B. Substantial evidence existed for the finding of an improper purpose.
The Safety Administration found not only a continuity in operations but also an improper purpose, relying primarily on the timing of Eagle’s suspension and KP’s reinstatement.

In November 2018, the Safety Administration stated that Eagle had an “unsatisfactory” safety record based on numerous violations. Those violations led to civil penalties and an order for Eagle to halt operations. Eagle admitted to some of the violations and entered a settlement agreement, which allowed continuation of operations only if Eagle made installment payments on the civil penalties. After one installment, Eagle stopped paying. As a result, its operations were suspended in May 2019.

Meanwhile, KP twice had its own operating authority suspended for failing to carry liability insurance. The first suspension order came in September 2018, and KP did not make efforts to get reinstated until January 2019—four days before Eagle made its only installment payment. The second insurance-related suspension came in August 2019, after Eagle’s operations had been suspended for non-payment of its penalties. This time, however, KP quickly obtained the required insurance and restoration of its operating authority.

Given Eagle’s inaction when suspended and assessed civil penalties, the Safety Administration could reasonably regard KP’s quick corrective action as a ploy for Eagle to
• continue operations through a newly reinstated KP and
• avoid payment of the previously assessed civil penalties.
KP questions the Safety Administration’s inferences from the timing. KP points out that it too was hit with civil penalties, insisting that if Mr. Balthrop’s goal was to avoid payment, he would have created a third business entity to start again on a fresh slate.

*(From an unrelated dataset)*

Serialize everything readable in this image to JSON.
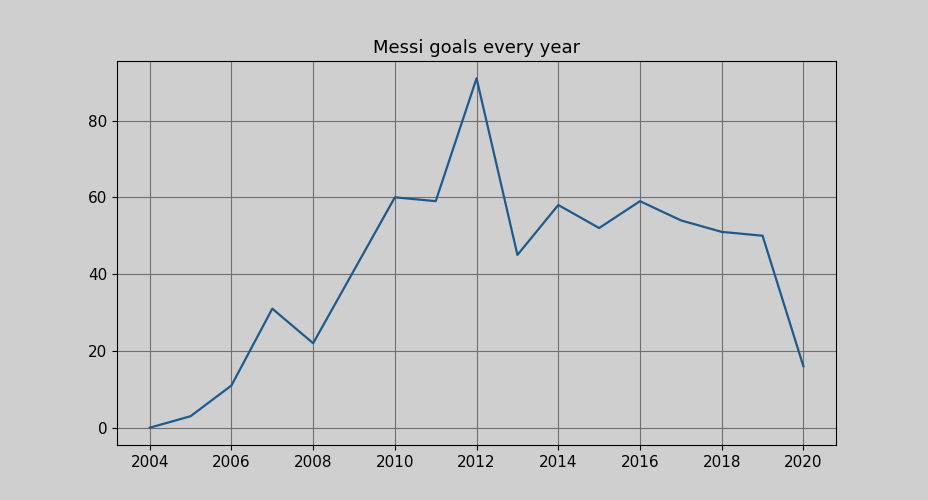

KP did not raise this argument when petitioning for review by the Safety Administration. And KP’s payment of its own penalties does not undermine the Safety Administration’s conclusion that KP was operating as a reincarnation of Eagle. A factfinder might have accepted an innocent explanation for the timing. But a factfinder could also have reasonably inferred that Mr. Balthrop had decided to resume operations through the newly reinstated KP to skirt Eagle’s civil penalties, but declined to form a third entity when KP was assessed its own civil penalties.

* * *

We conclude that the Safety Administration reasonably found that KP was continuing Eagle’s operations for an improper purpose, so we deny the petition for judicial review. We also deny KP’s motion to supplement the record with the contract to buy Eagle’s trucks.

All Citations
— Fed.Appx. —-, 2021 WL 868493


The parties have waived oral argument, and it would not materially help us to decide the petition for review. See Fed. R. App. P. 34(a)(2)(C); 10th Cir. R. 34.1(G). So we have decided the petition for judicial review based on the record and the parties’ briefs.
Our order and judgment does not constitute binding precedent except under the doctrines of law of the case, res judicata, and collateral estoppel. But the order and judgment may be cited for its persuasive value if otherwise appropriate. See Fed. R. App. P. 32.1(a); 10th Cir. R. 32.1(A).

Regulators also found that another entity, Kenney Balthrop d/b/a KP’s Trucking, was used to avoid the suspension and penalties imposed on Eagle. But this finding is not at issue here.